I was thinking about what makes for a good still-life, and it seems to me that the basic criterion and, in fact, the only sufficient one, is that the still-life must always suggest more than the static reality of its subject matter; it must always go beyond realism. In other words, in order for a still-life to be "successful" as art, in order for it to be more that photographic pictorialism, it must have a surreal element. If one looks back at all the still-lifes we admire, even the most realistic, even those whose express purpose is to capture the quiddity of objects, they all take the real and make it unreal, disturbingly so in the best manner of the disturbing quality of surrealist art. Objects, literally, come alive by become estranged from their mundaneness.

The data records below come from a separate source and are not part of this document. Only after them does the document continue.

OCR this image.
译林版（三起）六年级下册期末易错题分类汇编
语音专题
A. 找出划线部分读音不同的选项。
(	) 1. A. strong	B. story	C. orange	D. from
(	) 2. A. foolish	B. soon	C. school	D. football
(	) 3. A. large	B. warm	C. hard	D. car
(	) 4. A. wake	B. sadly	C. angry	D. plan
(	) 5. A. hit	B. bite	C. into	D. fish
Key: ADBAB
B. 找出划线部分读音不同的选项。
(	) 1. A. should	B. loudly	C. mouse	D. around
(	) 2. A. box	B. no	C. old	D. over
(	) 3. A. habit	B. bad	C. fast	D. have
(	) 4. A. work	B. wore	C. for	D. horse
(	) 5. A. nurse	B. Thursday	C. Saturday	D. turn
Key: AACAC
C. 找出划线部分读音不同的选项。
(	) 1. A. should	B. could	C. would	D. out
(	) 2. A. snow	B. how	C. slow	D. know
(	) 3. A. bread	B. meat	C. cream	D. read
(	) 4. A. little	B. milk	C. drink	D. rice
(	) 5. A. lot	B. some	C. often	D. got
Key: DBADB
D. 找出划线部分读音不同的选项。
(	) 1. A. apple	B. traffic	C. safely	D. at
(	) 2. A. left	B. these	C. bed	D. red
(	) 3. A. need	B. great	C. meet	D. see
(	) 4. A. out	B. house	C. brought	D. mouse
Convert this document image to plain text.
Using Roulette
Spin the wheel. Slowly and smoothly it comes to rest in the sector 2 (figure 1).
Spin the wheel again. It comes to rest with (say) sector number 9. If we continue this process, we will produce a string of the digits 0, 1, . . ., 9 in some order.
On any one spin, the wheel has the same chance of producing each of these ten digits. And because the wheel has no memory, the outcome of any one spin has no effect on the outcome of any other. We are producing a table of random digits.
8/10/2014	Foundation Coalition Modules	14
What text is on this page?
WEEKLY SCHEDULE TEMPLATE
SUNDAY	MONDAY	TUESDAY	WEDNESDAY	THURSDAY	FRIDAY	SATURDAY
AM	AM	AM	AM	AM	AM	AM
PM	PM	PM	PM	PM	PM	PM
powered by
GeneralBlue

They take on a life of their own, and the paradox of this draws attention to what art can do in its ability deny the oblivion of all things as they get swallowed in the flux of time and like all lives, even still ones, are, therefore, forgotten. In this sense, objects are liberated into the life of the art work itself, and this rescues them from a "still-life" and brings them into the life of art with all its vibrancy, vivacity, and distinctively human personality, and, of course, with all its resistance of death and persistence in the face of death. I see these qualities very much in your still-lifes, which are among my most favorite of your paintings. Can you somehow discuss this surrealist quality of estrangement and whether you are conscious of it as you paint these objects?

If you could post your still-lifes in the blog section, I would love to comment on them. Thanks.